I used to be a girl with a broken heart who believed ideal love is when the guy you love is happy with the one he loves, and about you, it’s ok to be hopeless and hurt. Eventhough deep down inside, there is no one who doesn’t want to get back the one they love?! I used to silently nurture my sorrow until it became as big as a balloon. When the balloon bursted, my love was also drained out. I could walk away with no regret. I waited for the man of my life, because I never stop believe in love.
And then he came, surprisingly as a rain to water my soil of love which had been so barren. I don’t know why I fell in love with him. He isn’t sure why he had such quick emotion with the girl who he just met. We didn’t have time to realize the strange emotion that took two strangers closer to each other.
He is a caring, nice, and sincere man. He behaves nicely to everyone and everything, he always puts himself in the shoe of other people, and he is ready to be the one who pays most. He didn’t pursue me with the hunting instinct of men like the men I’ve met before. The way he cared about me was as natural as we had known each other from previous life, more like intimate friends than lovers. He often praised me beautiful when I also found myself beautiful. He frankly criticized me at times when I was sad and didn’t care what I wore, which lipstick I wore, whether I combed my hair before going out. He would be noisy if I stayed up late to watch movies, went outside in windy days without my coat, worked and forgot my meals.
Of course he also has some bad habits such as nagging like an old man, every time he drinks a little beer, he becomes a “never say no” man (never know how to refuse), if anyone askes him to go out for a drink, he will drink, if anyone askes him to go out, he will go out with them until the morning and will not forget to take his wife along, will never admit mistakes but often makes me laugh and then forget about finding fault about him, etc. & etc. He is a combination of both the good and the bad that a human being basically needs to have, a very human-like human being, the most genuine thing I’ve ever touched. He is so real that sometimes I got angry. But I know, it’s not easy to find an ideal lover than he. If it hadn’t been so, I wouldn’t have been able to nod my head as soon as he proposed after only 10 days of love.

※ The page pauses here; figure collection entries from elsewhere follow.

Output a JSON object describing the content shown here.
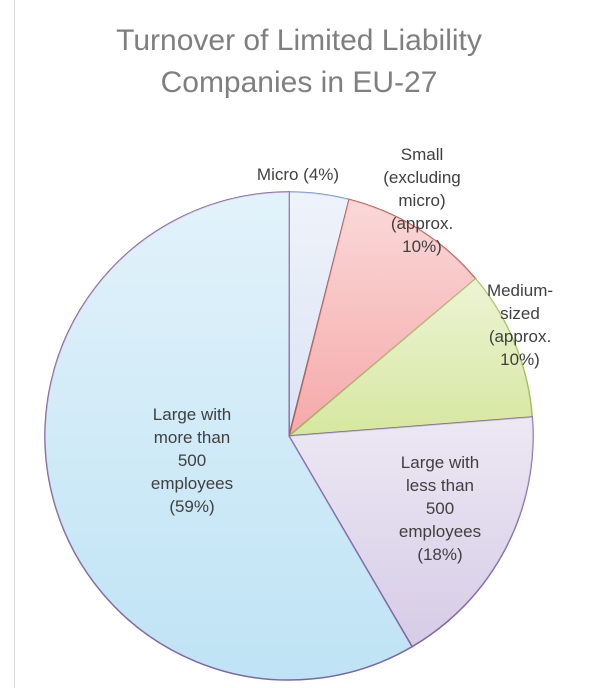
{
  "chart_data": {
    "type": "pie",
    "title": "Turnover of Limited Liability Companies in EU-27",
    "title_lines": [
      "Turnover of Limited Liability",
      "Companies in EU-27"
    ],
    "slices": [
      {
        "label": "Micro (4%)",
        "label_lines": [
          "Micro (4%)"
        ],
        "value": 4,
        "color": "#dbe4f4",
        "edge": "#7092c8"
      },
      {
        "label": "Small (excluding micro) (approx. 10%)",
        "label_lines": [
          "Small",
          "(excluding",
          "micro)",
          "(approx.",
          "10%)"
        ],
        "value": 10,
        "color": "#f5a9a9",
        "edge": "#c0504d"
      },
      {
        "label": "Medium-sized (approx. 10%)",
        "label_lines": [
          "Medium-",
          "sized",
          "(approx.",
          "10%)"
        ],
        "value": 10,
        "color": "#d6e7a0",
        "edge": "#9bbb59"
      },
      {
        "label": "Large with less than 500 employees (18%)",
        "label_lines": [
          "Large with",
          "less than",
          "500",
          "employees",
          "(18%)"
        ],
        "value": 18,
        "color": "#d6cce6",
        "edge": "#8064a2"
      },
      {
        "label": "Large with more than 500 employees (59%)",
        "label_lines": [
          "Large with",
          "more than",
          "500",
          "employees",
          "(59%)"
        ],
        "value": 59,
        "color": "#bfe3f5",
        "edge": "#8064a2"
      }
    ]
  }
}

Our marriage life is also bumpy because both have strong personalities and are hard to reconcile. Gradually, we learned how to respect each person’s character, instead of seeking the ways to change ourselves for the other. A friend once told me that her husband and she have totally different viewpoints, they argue everytime they meet, but still loved each other very much, for ten years they couldn’t stop. That night when I got home, I read the book and had to stop several times because her sentence was in my head. In many situations, our husband and I disagree, and we choose to argue for fun in the house, although on weekdays, both enjoy being quiet. We argue to understand each other better, although after the debate is over, it is unlikely that one of them will change the mind. We quarrel regularly, and love each other every day.
The ideal love for me now is not necessarily that two people must look in the same direction or one person must sacrifice and suffer for the other; but two people who always trust, support each other in life, make mistakes and grow together, between them, there exists a passionate, fierce, and most important love: each person can be themselves. . In all the fluctuations that have been experienced, when I was about to reach the threshold of 30, I never had to regret my decisions. Love you, I know to cherish myself more, be honest with the person inside me, with the person I love, do not hesitate to do what I like and do not have to lie to the other person please, can continue to follow chasing dreams from your free time. And I always love dearly …
An article for Elle Magazine in January 2018.
Photo taken in the ancient city of Ephesus, Turkey.